What is Jessica Chastain doing in Zero Dark Thirty?
That’s the crucial question for this sprawling espionage film, which dramatizes the hunt for Osama bin Laden from the days following the 9/11 attacks to the bullets that left him dead on May 2, 2011. It’s a movie of tough talk, macho posturing and frantic action, and at the center of it is Chastain – the delicate and ethereal young mother figure from films such as Take Shelter and The Tree of Life. Chastain is not exactly the barking type, yet here she is anchoring the film as Maya, the brash C.I.A. researcher who doggedly pursues the most minute details – some of which have been extracted by torture – until they add up to the Pakistani compound in which bin Laden is hiding.
Is this a case of miscasting? At times it seems like it. Take, for instance, the scene in which Maya learns that some of her coworkers have been killed by a suicide bomber. “I’m gonna smoke everybody involved in this op,” she hisses. “Then I’m going to kill bin Laden.” Chastain does her best Clint Eastwood, but she doesn’t sell the scene. It’s almost nonsensical.
But maybe that’s the point. Zero Dark Thirty is directed by Kathryn Bigelow (The Hurt Locker), a Hollywood action veteran who’s had a good deal of experience as a woman playing a “boy’s game.” In a sense, Maya’s doing the same thing. Often the only female in the room (though not always), she uses vulgar language and aggressive gestures to fit in, even if it doesn’t fit her. And as the only operative to push the theory that leads to bin Laden’s discovery, she ultimately beats them at their own game (something Bigelow did when The Hurt Locker won the Best Picture Oscar in 2009).

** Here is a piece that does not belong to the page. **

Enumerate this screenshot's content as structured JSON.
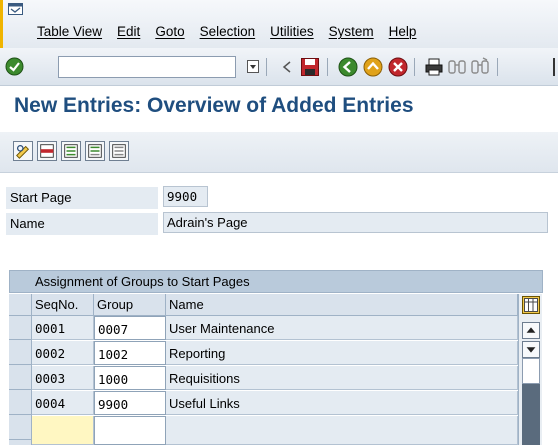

Much of Zero Dark Thirty works to subvert the gender expectations we might have as an audience.
So there’s more going on here than odd casting. If you watch Chastain closely, you’ll notice the layers at work. Rather than trying to put on a tough-babe persona – the sort that defines Angelina Jolie’s action outings – Chastain stays true to the natural tools given to her. The thin, high voice; the slight frame; the fair hair and skin – these are delicate things, but Chastain doesn’t try to alter them. Instead, she forces the question: what if the best C.I.A. agent in the room had this sort of unorthodox physical presence? Part of Maya’s struggle is to be taken seriously among men who are prone to write her off because she doesn’t fit the mold. When she strains – when she awkwardly swears or yells while holding back tears – it may not be the sort of macho behavior we expect in these sorts of movies, but it’s true to the character.
Indeed, much of Zero Dark Thirty works to subvert the gender expectations we might have as an audience (in this way it’s actually quite similar to another film from this year, Brave). That’s why Mark Strong – as a top-level C.I.A. suit who reams out his team at one point with a stereotypical, alpha-male rant – is also the target of Maya’s disdain when she provides him crucial evidence which he fails to act upon. It’s her walk, not his talk, that matters. She may not look or act the part – in the film’s narrative or the narrative of this genre – but she gets the job done.
What else does Zero Dark Thirty offer? Its depiction of torture suffered by U.S. detainees will be a harsh slap in the face for many American audiences who haven’t wanted to face such realities (Jason Clarke is chilling as an insidiously intimate C.I.A. interrogator). And the climactic dramatization of the raid on bin Laden, as you’d expect from Bigelow, thrums with tension. It’s fitting, though, that this picture ends not with that moment of military triumph, but with a shot of Maya, alone, giving new meaning to the sexist cliche “cries like a girl.”